The government closed the school following a recommendation by the Schools Inspectorate on August 28th. The board duly resigned and the school principal Staffan Hörnberg was sacked after ten years in the post.
Lundsberg appealed to the administrative court (förvaltningsrätten) which on Friday overruled the Schools Inspectorate, announcing that the school should be kept open until the court reaches a final decision.
On Monday the school staff and students were waiting on information from the new board.
“I don’t know if the new chairperson will be in today. Media should really be handled by the board,” Söderman told the TT news agency.

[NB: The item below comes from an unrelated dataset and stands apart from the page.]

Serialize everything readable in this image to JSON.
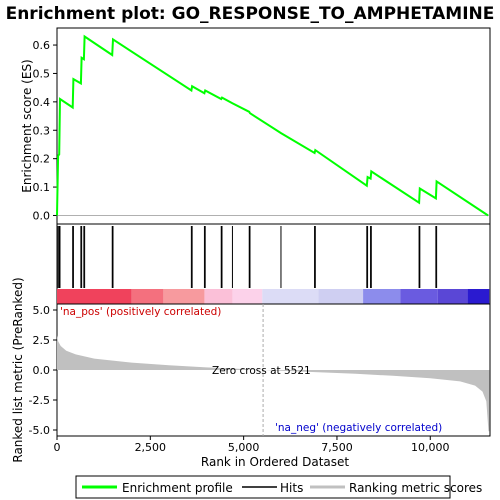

Seven members of the school’s student population are not planning to return, with Söderman explaining that the recent disruption has led to them choosing other schools.
The school, which is the alma mater of Sweden’s Prince Carl Philip and many other members of Swedish high-society, has been hit with a series of reports of students being assaulted in hazing rituals.
In May last year, students at the school spoke out after being forced into oral sex and eating manure. Speaking with Svergies Television (SVT), a former vice principal described the situation at Lundsberg as something out of Lord of the Flies.
In 2011, a student had their nipples burned with an electric fly swatter. .
Founded in 1896, Lundsberg was inspired by British boarding school tradition and currently has an enrolment of around 170 students, around 60 percent of which are boys.
In October of last year, the agency told the school that it will impose a 500,000 kronor ($75,000) fine if it didn’t act to stamp out the practice of bullying and violence among pupils.